Professional tasting follows a three-sip protocol. First, sip while the liquor is around 60 °C; focus on aroma, letting the vapor reach the olfactory bulb through the retronasal passage. Second, allow the liquor to cool to 40 °C; now assess texture, looking for a glyceric “silk” that coats the tongue without astringency. Third, at 25 °C, search for aftertaste; a lingering sweetness in the throat called “hui gan” is the hallmark of spring-picked leaf. If the cup turns cloudy on cooling, the maker likely over-fired the leaf; if the wet leaf smells of spinach, the plucking standard was too coarse. A perfect finish leaves the cup aroma reminiscent of lychee peel and the wet leaf a uniform jade green with a faint red edge on the petiole—evidence of precise enzymatic kill.
Storage is the final chapter in the life of Biluochun. Because the spiral shape traps air pockets, it oxidizes faster than flat-pressed greens.
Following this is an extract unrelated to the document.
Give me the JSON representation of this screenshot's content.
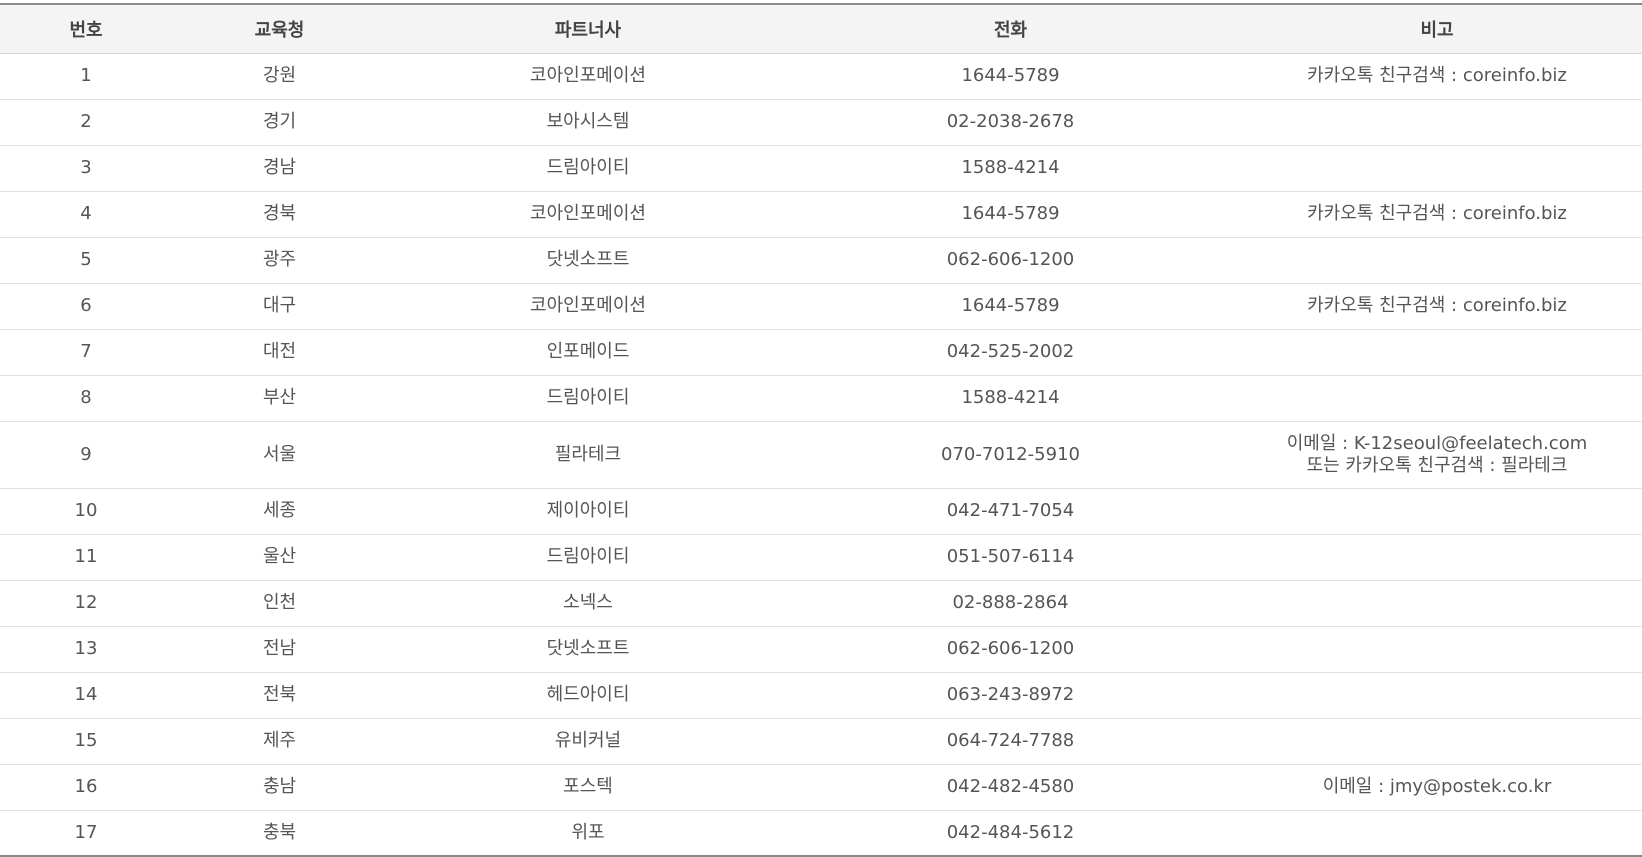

Pack the tea in resealable foil pouches with a one-way degassing valve, squeeze out excess air, and refrigerate at 4 °C. Allow the sealed pouch to warm to room temperature for six hours before opening; this prevents condensation from forming on the leaf. Under these conditions the tea will keep its spring character for twelve months, after which the fruit note fades into a generic nuttiness that, while pleasant, lacks the ethereal lift that once captivated an emperor.
To drink Biluochun is to taste Chinese spring in microcosm: the cool breath of Taihu Lake, the perfume of peach blossoms, the deft warmth of human hands. In a world increasingly driven by machine efficiency, these tiny spirals remain a stubbornly artisanal product—70,000 gestures per kilogram, each one necessary, none repeatable by robot. The next time you uncurl a pellet in your glass, watch how slowly it sinks, spinning like a green galaxy. That quiet choreography is the closest tea comes to poetry, and it is why, three centuries after Kangxi, Biluochun still commands the first flush of eastern China’s morning light.